Lexmark, un choix industriel et géopolitique
Dans la continuité de cette stratégie, Xerox a officialisé à l’été 2025 son rapprochement avec Lexmark. Un mouvement présenté comme naturel, tant les deux groupes étaient déjà liés par des partenariats industriels et opérationnels.
« Notre objectif est clairement d’être consolidateur plutôt que consolidé », affirme François Bourzeix. La complémentarité est forte : Xerox domine historiquement le segment des équipements A3, au cœur des environnements partagés, tandis que Lexmark s’est imposé sur l’A4, plus orienté bureautique individuelle. Cette union permet au groupe de redevenir fabricant, dans un contexte mondial marqué par des tensions sur les chaînes d’approvisionnement et des enjeux géopolitiques croissants.
« Ces dernières années ont montré que ne pas être implanté dans les bons pays pouvait créer le chaos pour une entreprise », rappelle le dirigeant. Le rapprochement marque également le retour de Xerox sur la zone Asie-Pacifique, un marché représentant près d’un tiers du marché mondial.
Réseau, services et profondeur de gamme
L’intégration de Lexmark renforce également le maillage commercial. En France, près de 300 revendeurs couvriront désormais le territoire, avec des recouvrements limités. « La complémentarité joue à plein, aussi bien sur les réseaux que sur les portefeuilles d’offres », souligne François Bourzeix.

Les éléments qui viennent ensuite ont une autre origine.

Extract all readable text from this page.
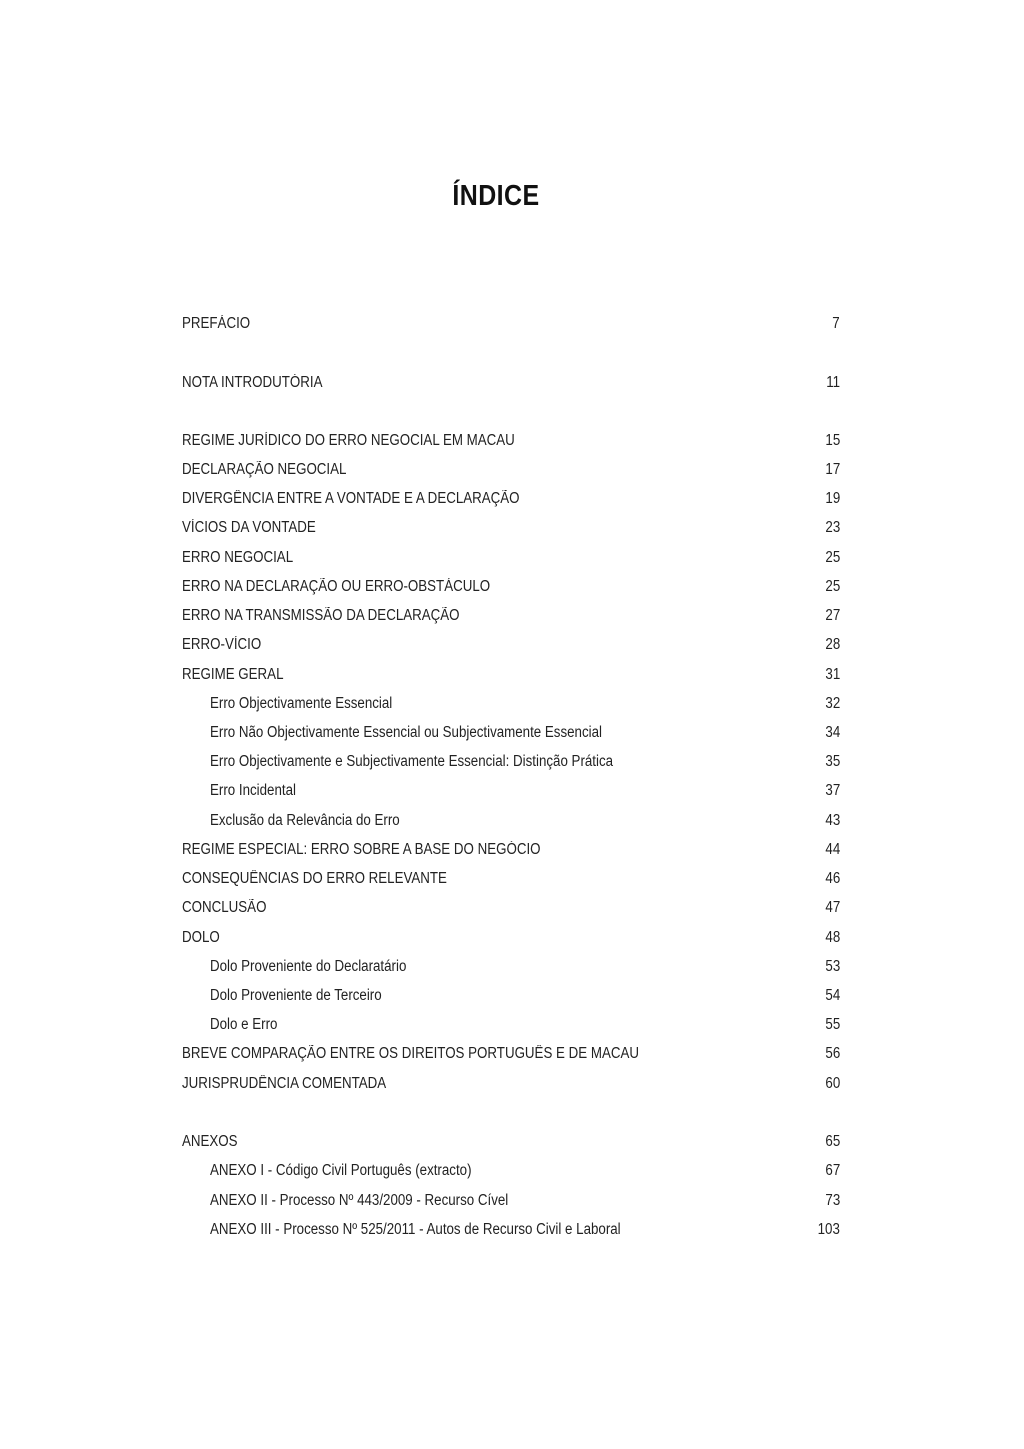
ÍNDICE
PREFÁCIO	7
NOTA INTRODUTÓRIA	11
REGIME JURÍDICO DO ERRO NEGOCIAL EM MACAU	15
DECLARAÇÃO NEGOCIAL	17
DIVERGÊNCIA ENTRE A VONTADE E A DECLARAÇÃO	19
VÍCIOS DA VONTADE	23
ERRO NEGOCIAL	25
ERRO NA DECLARAÇÃO OU ERRO-OBSTÁCULO	25
ERRO NA TRANSMISSÃO DA DECLARAÇÃO	27
ERRO-VÍCIO	28
REGIME GERAL	31
Erro Objectivamente Essencial	32
Erro Não Objectivamente Essencial ou Subjectivamente Essencial	34
Erro Objectivamente e Subjectivamente Essencial: Distinção Prática	35
Erro Incidental	37
Exclusão da Relevância do Erro	43
REGIME ESPECIAL: ERRO SOBRE A BASE DO NEGÓCIO	44
CONSEQUÊNCIAS DO ERRO RELEVANTE	46
CONCLUSÃO	47
DOLO	48
Dolo Proveniente do Declaratário	53
Dolo Proveniente de Terceiro	54
Dolo e Erro	55
BREVE COMPARAÇÃO ENTRE OS DIREITOS PORTUGUÊS E DE MACAU	56
JURISPRUDÊNCIA COMENTADA	60
ANEXOS	65
ANEXO I - Código Civil Português (extracto)	67
ANEXO II - Processo Nº 443/2009 - Recurso Cível	73
ANEXO III - Processo Nº 525/2011 - Autos de Recurso Civil e Laboral	103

Sur le marché des services managés d’impression, les deux groupes figuraient déjà parmi les leaders. Leur rapprochement crée un acteur dominant sur un segment devenu standard dans les grandes organisations. « Quand deux leaders s’associent, cela change clairement la profondeur de jeu », estime-t-il.
Une transformation structurelle, pas conjoncturelle
Un an après le lancement de Re:Invention, Xerox est entré dans une phase d’exécution visible et structurée. Renforcement du print, élargissement vers l’IT et les services numériques, retour à une logique industrielle et expansion géographique dessinent une trajectoire pensée pour durer.